Oggi a Gaza è un giorno come tutti gli altri, in cui la speranza di una vita normale senza la minaccia e gli effetti della guerra con cui fare i conti, appare un tenue lumicino in fondo ad un tunnel di cui non si intravede la fine. A quasi quattro mesi di dagli ultimi scontri e dai pesanti bombardamenti dell’operazione israeliana “Guardiano delle Mura”, la situazione umanitaria nella Striscia resta gravissima: l’80% della popolazione dipende dagli aiuti umanitari per sopravvivere, il 60% delle persone soffrono di insicurezza alimentare e ogni giorno per quasi tutti è una strenua lotta per procurarsi l’acqua pulita per i bisogni più essenziali. Solo 1 famiglia su 10 ha accesso diretto all’acqua potabile.

Durante gli 11 giorni di bombardamenti di maggio, più di 2.000 abitazioni sono state distrutte 330 scuole, 10 ospedali, 22 ambulatori medici danneggiati, colpite le reti elettrica e idrica.
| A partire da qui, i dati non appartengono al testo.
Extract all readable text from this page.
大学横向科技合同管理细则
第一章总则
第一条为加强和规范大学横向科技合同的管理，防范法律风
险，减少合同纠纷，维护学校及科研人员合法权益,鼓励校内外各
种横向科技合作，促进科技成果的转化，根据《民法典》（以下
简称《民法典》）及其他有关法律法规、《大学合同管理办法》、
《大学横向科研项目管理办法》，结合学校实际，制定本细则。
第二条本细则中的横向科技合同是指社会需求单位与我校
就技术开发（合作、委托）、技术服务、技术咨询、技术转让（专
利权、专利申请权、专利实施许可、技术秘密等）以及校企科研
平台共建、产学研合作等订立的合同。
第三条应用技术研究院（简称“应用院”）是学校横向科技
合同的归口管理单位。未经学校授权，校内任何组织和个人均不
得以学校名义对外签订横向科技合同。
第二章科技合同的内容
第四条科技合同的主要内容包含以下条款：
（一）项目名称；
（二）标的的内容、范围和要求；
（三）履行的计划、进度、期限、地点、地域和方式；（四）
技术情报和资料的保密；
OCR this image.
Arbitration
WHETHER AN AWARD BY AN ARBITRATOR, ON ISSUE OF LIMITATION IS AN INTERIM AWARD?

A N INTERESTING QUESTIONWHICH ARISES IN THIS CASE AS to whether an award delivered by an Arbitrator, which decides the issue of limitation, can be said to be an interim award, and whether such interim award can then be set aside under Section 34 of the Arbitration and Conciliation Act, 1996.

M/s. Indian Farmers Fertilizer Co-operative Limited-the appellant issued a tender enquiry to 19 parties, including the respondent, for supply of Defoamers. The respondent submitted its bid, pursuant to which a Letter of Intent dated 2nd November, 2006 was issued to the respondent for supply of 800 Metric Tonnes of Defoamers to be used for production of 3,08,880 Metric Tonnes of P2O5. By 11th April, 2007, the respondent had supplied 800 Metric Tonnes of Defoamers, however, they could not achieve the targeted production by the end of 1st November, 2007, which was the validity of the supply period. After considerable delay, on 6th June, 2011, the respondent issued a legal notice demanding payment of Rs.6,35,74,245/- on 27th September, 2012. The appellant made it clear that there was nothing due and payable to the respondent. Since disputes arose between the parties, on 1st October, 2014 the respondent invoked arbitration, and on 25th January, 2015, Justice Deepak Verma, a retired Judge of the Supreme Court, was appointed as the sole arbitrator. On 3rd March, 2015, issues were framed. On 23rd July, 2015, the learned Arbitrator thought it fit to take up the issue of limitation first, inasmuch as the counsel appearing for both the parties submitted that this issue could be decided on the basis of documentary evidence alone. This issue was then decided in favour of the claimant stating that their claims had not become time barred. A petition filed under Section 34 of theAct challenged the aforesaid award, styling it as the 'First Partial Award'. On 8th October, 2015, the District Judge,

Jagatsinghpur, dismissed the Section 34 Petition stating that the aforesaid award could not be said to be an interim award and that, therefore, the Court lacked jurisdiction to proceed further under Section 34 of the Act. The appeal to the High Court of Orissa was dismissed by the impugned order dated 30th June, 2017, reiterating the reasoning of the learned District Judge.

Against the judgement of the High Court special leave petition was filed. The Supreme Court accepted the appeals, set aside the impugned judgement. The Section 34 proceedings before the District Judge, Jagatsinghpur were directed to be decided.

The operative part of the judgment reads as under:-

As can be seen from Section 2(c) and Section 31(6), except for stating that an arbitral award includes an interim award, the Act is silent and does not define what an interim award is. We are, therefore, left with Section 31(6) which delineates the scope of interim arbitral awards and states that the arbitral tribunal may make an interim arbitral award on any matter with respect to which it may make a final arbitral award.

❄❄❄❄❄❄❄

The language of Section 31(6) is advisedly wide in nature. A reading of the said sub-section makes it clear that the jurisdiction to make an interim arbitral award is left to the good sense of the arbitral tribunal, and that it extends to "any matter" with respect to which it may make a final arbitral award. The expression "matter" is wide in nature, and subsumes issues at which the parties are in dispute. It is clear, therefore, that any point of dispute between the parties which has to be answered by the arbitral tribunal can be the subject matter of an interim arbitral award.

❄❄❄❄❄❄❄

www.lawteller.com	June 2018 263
“Le condizioni di vita a Gaza peggiorano giorno dopo giorno, la popolazione continua a crescere e le risorse diminuiscono. Il blocco imposto ha paralizzato tutti gli aspetti della vita. A Gaza hai la formula completa per la disperazione e l’agonia, e le persone devono sforzarsi ogni giorno per mettere il cibo e l’acqua potabile in tavola. I pazienti devono aspettare a lungo i loro permessi di viaggio per ricevere i farmaci in Cisgiordania o in Israele, i bambini in molti casi devono viaggiare da soli negli ospedali perché ai loro genitori viene negato l’ingresso, per non parlare delle scarse infrastrutture sanitarie a Gaza, che non sono in grado di gestire i pazienti Covid-19”. Così la settimana scorsa Sami Alhaw, responsabile della comunicazione di Oxfam a Gaza, ha raccontato la crisi ad un gruppo di parlamentari italiani nel corso di un incontro sulla crisi.

Già perché nel frattempo la ricostruzione non è ancora iniziata e quel che si è fatto è semplicemente liberare le strade dai detriti. Sappiamo che solo da pochi giorni – attraverso il varco di Karem Shalom – hanno iniziato ad entrare i primi materiali, a seguito di un lungo negoziato (mediato dall’Egitto) per un cessate il fuoco di lungo periodo.

Conosciamo però come ha funzionato la ricostruzione a seguito dell’operazione “Margine di Protezione” del 2014: male e lentamente.

Il Gaza Reconstruction Mechanism – un accordo tra Nazioni Unite, Autorità Palestinese e Governo di Israele formalmente nato sia per superare le difficoltà imposte dal blocco e per garantire la sicurezza di Israele – si è rivelato uno strumento di controllo da parte di Israele che ha legittimato e rafforzato il blocco su Gaza.

Tra i vari punti critici di una situazione che appare di stallo permanente, vale la pena evidenziare la questione della “dual use list”: un elenco di beni destinati teoricamente a un uso sia militare che civile, e che per questo subisce controlli e ritardi anche di 8-12 mesi. Di fatto con questo meccanismo sono proprio i materiali edili e infrastrutturali, agricoli (fertilizzanti, pesticidi) necessari a ripartire che non entrano a Gaza.

Come Oxfam chiediamo quindi che la comunità internazionale impari dagli errori del passato e, quale che sia l’accordo per la ricostruzione, promuova un sistema capace di rimuovere le barriere allo sviluppo economico della Striscia, superando una volta per tutte la logica del blocco, che altro non è che una punizione collettiva che dura da 14 anni.

È cruciale assicurare un piano con vincoli temporali e meccanismi di controllo e verifica degli avanzamenti intermedi, utile a chiarire le responsabilità in caso di mancato avanzamento. Perché a fare le spese della situazione attuale sono oltre 2 milioni di persone che in questo momento non hanno un futuro.

L’età media della popolazione di Gaza è di 18 anni. Ebbene, in questi 18 anni abbiamo assistito a 4 operazioni militari e un blocco di 14 anni che limita gravemente l’ingresso e l’uscita di persone e beni. Gaza è il posto dove le falde acquifere sono inquinate, dove gli scarichi finiscono direttamente in mare, dove c’è una delle densità abitative più alte del mondo e dove c’è energia elettrica solo per poche ore al giorno. Nel 2012, un “famoso” rapporto delle Nazioni Unite prevedeva che Gaza nel 2020 sarebbe diventato un luogo invivibile: gli indicatori attuali sono peggiori delle previsioni, ma nulla sembra cambiare.

Oggi si ricorda la Giornata Internazionale della Pace e la domanda è: come si può pensare ad una Pace duratura quando un’intera popolazione ha visto e sperimentato solo fame, restrizioni e distruzione?